On Saturday, February 22nd, 2025, starting at 6:45 PM PT, our US-East RDS Database Cluster responsible for campaign delivery for customers hosted in the US entered into a crash loop during a database table repacking process, which forced the database to restart after every crash. This prevented platform communications from continuously being processed and sent out while the database restarted.

Severity:

Sev2

Scope:

The scope of this service disruption was restricted to customers on the US platform utilizing the US-East database cluster.

Impact:

Some campaign communications may have experienced slight delivery delays via any delivery channel in the duration of this incident (8hrs 27mins).

Customers on Employee Intranet solutions, Web Experience,  Studio, custom API solutions, and Embedded content endpoints, would not have seen any impact.

Root Cause:

The root cause of this incident was attributed to a break in the integrity between a table in the database and its index, following a repacking task on the table to improve database performance. During the repacking of the table, its index was identified as having invalid indexes, and was skipped by the repacking process.

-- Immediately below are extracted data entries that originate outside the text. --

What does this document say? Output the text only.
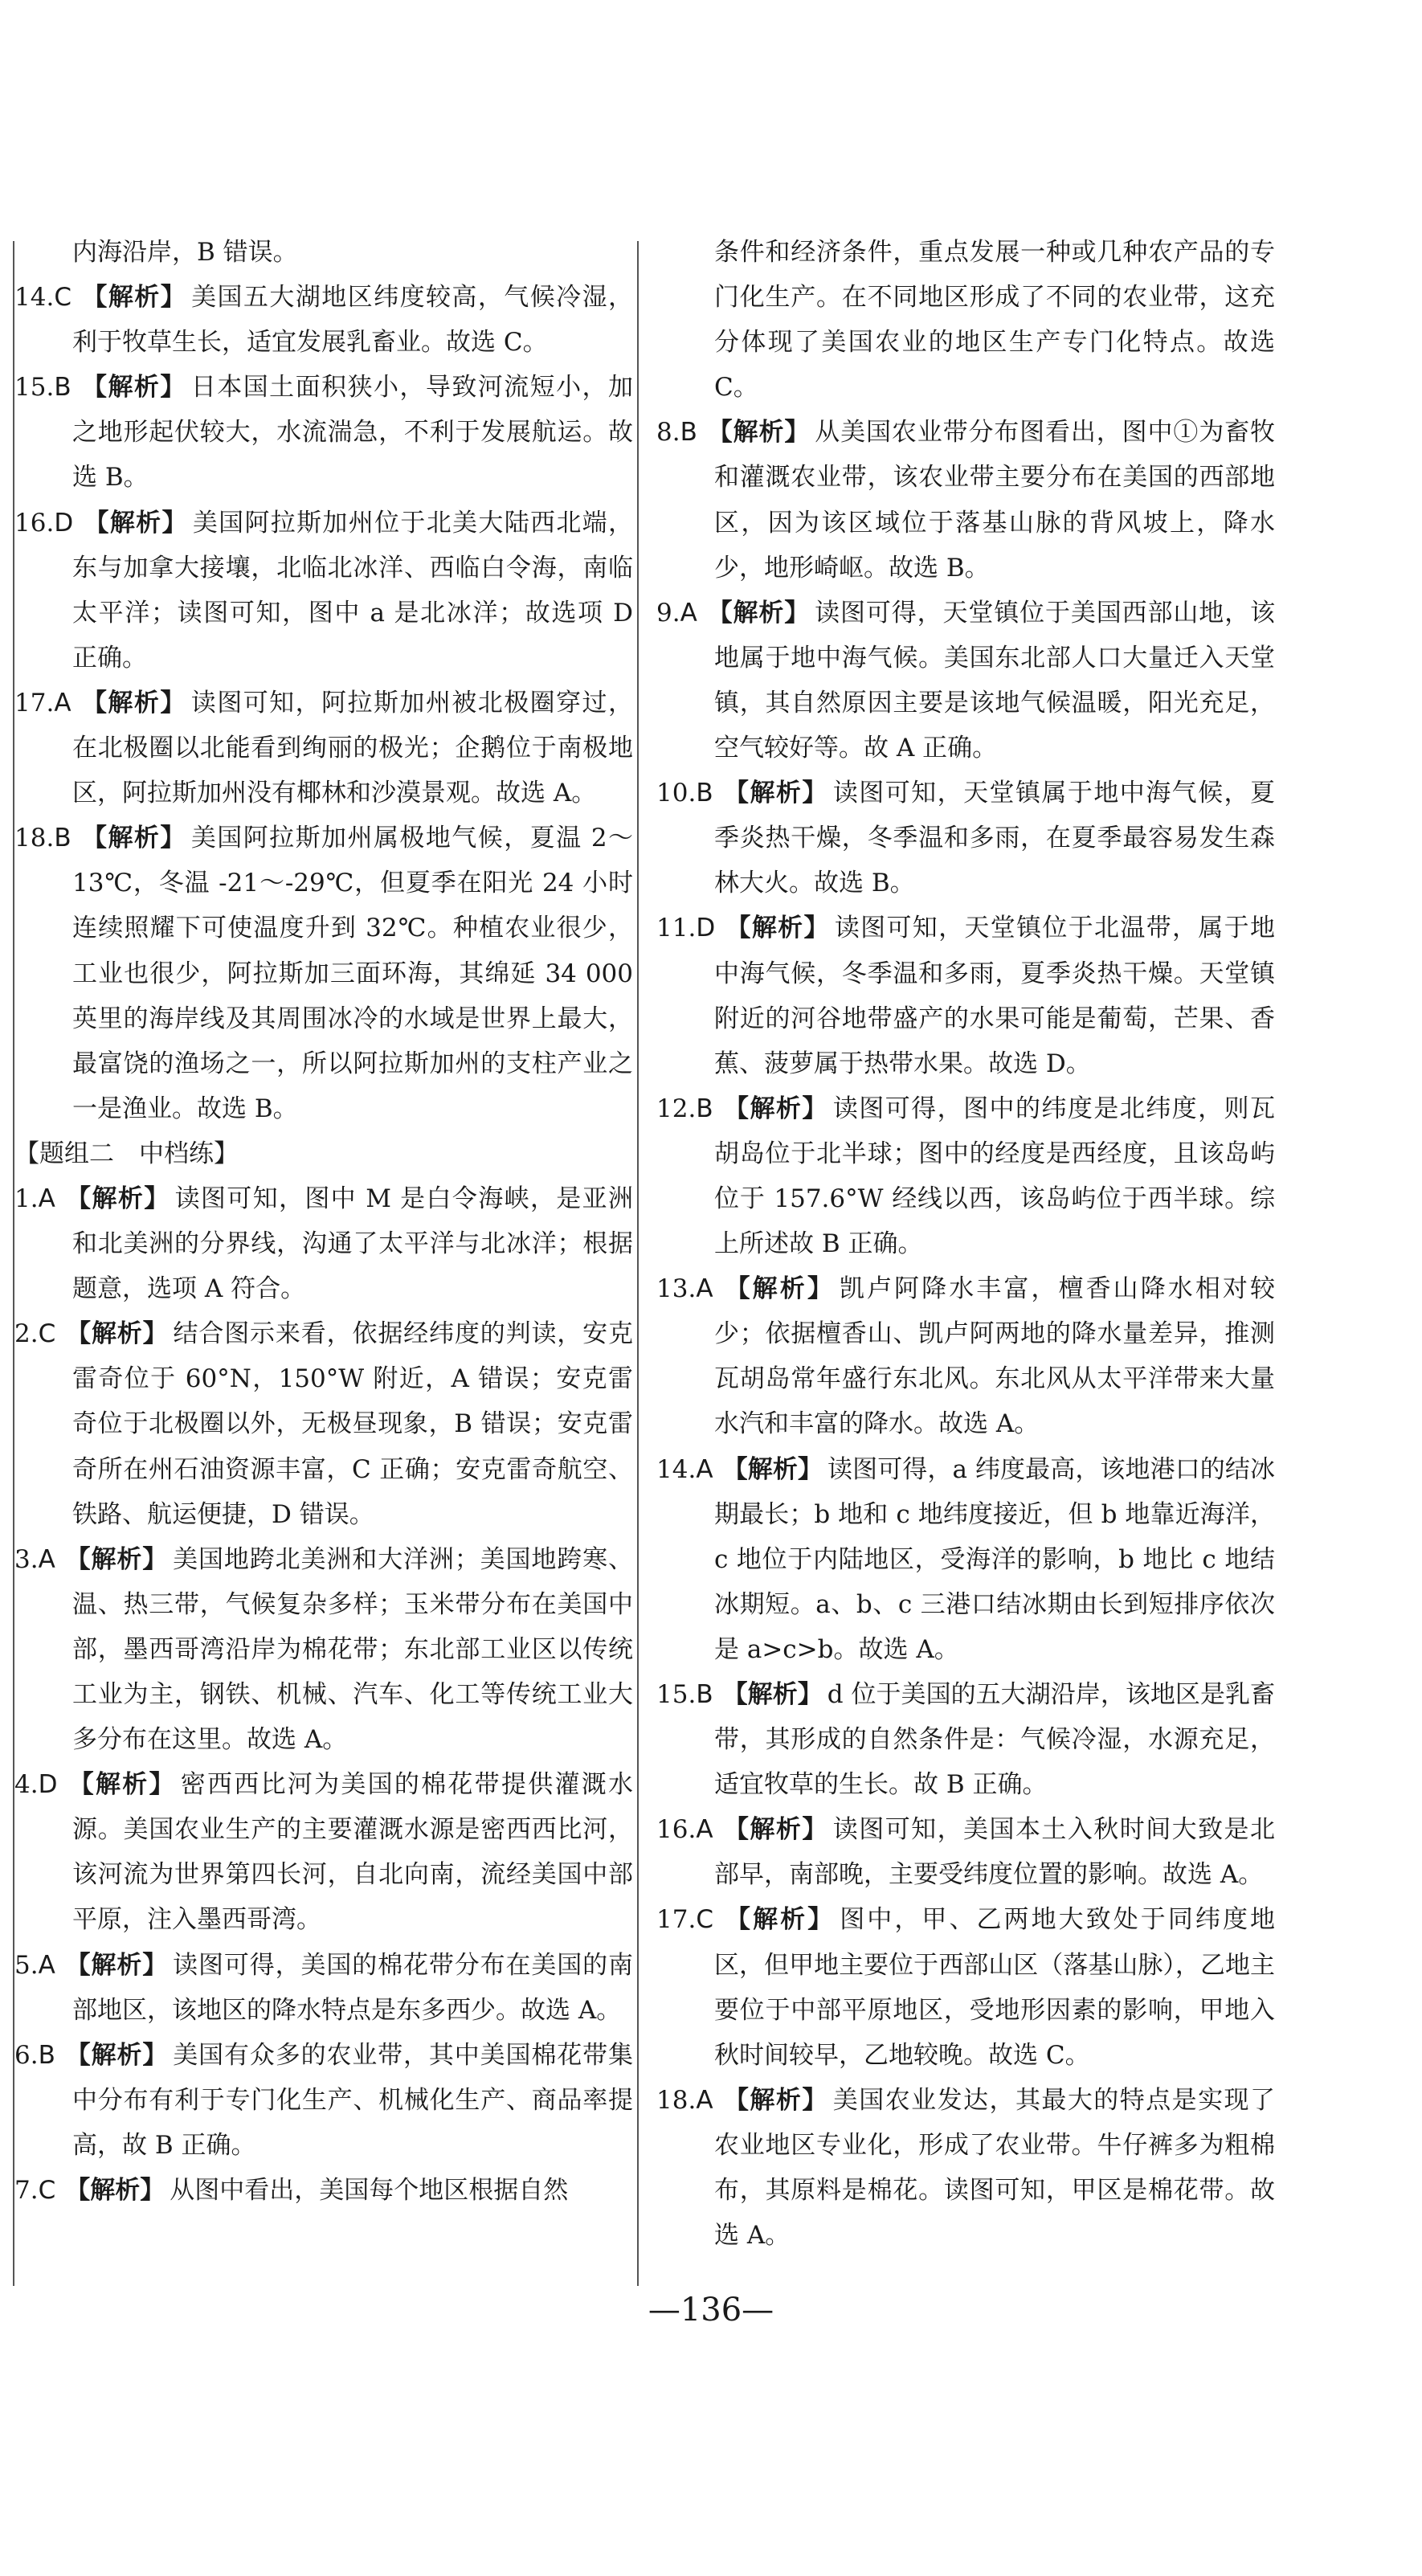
内海沿岸，B 错误。

14.C 【解析】 美国五大湖地区纬度较高，气候冷湿，利于牧草生长，适宜发展乳畜业。故选 C。

15.B 【解析】 日本国土面积狭小，导致河流短小，加之地形起伏较大，水流湍急，不利于发展航运。故选 B。

16.D 【解析】 美国阿拉斯加州位于北美大陆西北端，东与加拿大接壤，北临北冰洋、西临白令海，南临太平洋；读图可知，图中 a 是北冰洋；故选项 D 正确。

17.A 【解析】 读图可知，阿拉斯加州被北极圈穿过，在北极圈以北能看到绚丽的极光；企鹅位于南极地区，阿拉斯加州没有椰林和沙漠景观。故选 A。

18.B 【解析】 美国阿拉斯加州属极地气候，夏温 2～13℃，冬温 -21～-29℃，但夏季在阳光 24 小时连续照耀下可使温度升到 32℃。种植农业很少，工业也很少，阿拉斯加三面环海，其绵延 34 000 英里的海岸线及其周围冰冷的水域是世界上最大，最富饶的渔场之一，所以阿拉斯加州的支柱产业之一是渔业。故选 B。

【题组二　中档练】

1.A 【解析】 读图可知，图中 M 是白令海峡，是亚洲和北美洲的分界线，沟通了太平洋与北冰洋；根据题意，选项 A 符合。

2.C 【解析】 结合图示来看，依据经纬度的判读，安克雷奇位于 60°N，150°W 附近，A 错误；安克雷奇位于北极圈以外，无极昼现象，B 错误；安克雷奇所在州石油资源丰富，C 正确；安克雷奇航空、铁路、航运便捷，D 错误。

3.A 【解析】 美国地跨北美洲和大洋洲；美国地跨寒、温、热三带，气候复杂多样；玉米带分布在美国中部，墨西哥湾沿岸为棉花带；东北部工业区以传统工业为主，钢铁、机械、汽车、化工等传统工业大多分布在这里。故选 A。

4.D 【解析】 密西西比河为美国的棉花带提供灌溉水源。美国农业生产的主要灌溉水源是密西西比河，该河流为世界第四长河，自北向南，流经美国中部平原，注入墨西哥湾。

5.A 【解析】 读图可得，美国的棉花带分布在美国的南部地区，该地区的降水特点是东多西少。故选 A。

6.B 【解析】 美国有众多的农业带，其中美国棉花带集中分布有利于专门化生产、机械化生产、商品率提高，故 B 正确。

7.C 【解析】 从图中看出，美国每个地区根据自然

条件和经济条件，重点发展一种或几种农产品的专门化生产。在不同地区形成了不同的农业带，这充分体现了美国农业的地区生产专门化特点。故选 C。

8.B 【解析】 从美国农业带分布图看出，图中①为畜牧和灌溉农业带，该农业带主要分布在美国的西部地区，因为该区域位于落基山脉的背风坡上，降水少，地形崎岖。故选 B。

9.A 【解析】 读图可得，天堂镇位于美国西部山地，该地属于地中海气候。美国东北部人口大量迁入天堂镇，其自然原因主要是该地气候温暖，阳光充足，空气较好等。故 A 正确。

10.B 【解析】 读图可知，天堂镇属于地中海气候，夏季炎热干燥，冬季温和多雨，在夏季最容易发生森林大火。故选 B。

11.D 【解析】 读图可知，天堂镇位于北温带，属于地中海气候，冬季温和多雨，夏季炎热干燥。天堂镇附近的河谷地带盛产的水果可能是葡萄，芒果、香蕉、菠萝属于热带水果。故选 D。

12.B 【解析】 读图可得，图中的纬度是北纬度，则瓦胡岛位于北半球；图中的经度是西经度，且该岛屿位于 157.6°W 经线以西，该岛屿位于西半球。综上所述故 B 正确。

13.A 【解析】 凯卢阿降水丰富，檀香山降水相对较少；依据檀香山、凯卢阿两地的降水量差异，推测瓦胡岛常年盛行东北风。东北风从太平洋带来大量水汽和丰富的降水。故选 A。

14.A 【解析】 读图可得，a 纬度最高，该地港口的结冰期最长；b 地和 c 地纬度接近，但 b 地靠近海洋，c 地位于内陆地区，受海洋的影响，b 地比 c 地结冰期短。a、b、c 三港口结冰期由长到短排序依次是 a>c>b。故选 A。

15.B 【解析】 d 位于美国的五大湖沿岸，该地区是乳畜带，其形成的自然条件是：气候冷湿，水源充足，适宜牧草的生长。故 B 正确。

16.A 【解析】 读图可知，美国本土入秋时间大致是北部早，南部晚，主要受纬度位置的影响。故选 A。

17.C 【解析】 图中，甲、乙两地大致处于同纬度地区，但甲地主要位于西部山区（落基山脉），乙地主要位于中部平原地区，受地形因素的影响，甲地入秋时间较早，乙地较晚。故选 C。

18.A 【解析】 美国农业发达，其最大的特点是实现了农业地区专业化，形成了农业带。牛仔裤多为粗棉布，其原料是棉花。读图可知，甲区是棉花带。故选 A。

—136—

The break in the integrity of the table and its index caused the database to enter into a crash loop starting at 6:45 PM PT, and restarted after every crash in an attempt to resolve the crash. 

In the periods between a successful database restart and the next database crash, other database processes were running as expected and campaign communications were sent out successfully.

Mitigation:

To mitigate this incident, the invalid index for the table was removed and recreated on Sunday, February 23rd, 2025, at 3:12 AM PT, in effect ending the crash loop on the database.

Recurrence Prevention:

To prevent this incident from recurring, we will have performed the following actions:

  • Checked all database indexes, and corrected any identified invalid indexes, including the offending index in this incident.
  • Added an additional parameter to the tables repacking task, which would skip repacking any tables if their indexes were found to be invalid in the future, thereby preserving their relational integrity, and avoiding a database crash.
Posted Mar 03, 2025 - 15:57 UTC

Resolved

The applied fix has restored operations, and campaign delivery has resumed. Any campaigns scheduled during the incident have now been sent and delivered successfully.

This issue is now resolved. Thank you for your patience while we investigated and implemented a fix. If you experience any further issues, please contact Support at support.firstup.io
Posted Feb 23, 2025 - 13:23 UTC

Identified

We are implementing a fix to attempt to mitigate the incident affecting campaign delivery. We'll provide further updates once the fix has been applied and we have monitored the service.
Posted Feb 23, 2025 - 11:38 UTC

Update

We are continuing to investigate the issue affecting campaign delivery to email and push notification channels for our US customers.

We will provide further updates as soon as we have more information.
Posted Feb 23, 2025 - 10:30 UTC

Update

We are continuing to investigate the issue affecting campaign delivery to email and push notification channels for our US customers. Our teams are actively working to resolve the issue as soon as possible.

We will provide our next update in 30 minutes or sooner if there are significant developments.
Posted Feb 23, 2025 - 09:28 UTC

Investigating

We are currently investigating an issue affecting campaign delivery to email and push notification channels for our US customers.

Publishing to the feed and Notification Center is not affected. Content will continue to publish and display on web, mobile, and other endpoints as expected, and notifications are populating in the Notification Center.

Customers in our EU communities (EU DC) are unaffected.

We are actively working to identify the root cause and will provide an update within 30 minutes.
Posted Feb 23, 2025 - 08:55 UTC
This incident affected: Platforms (US Firstup Platform).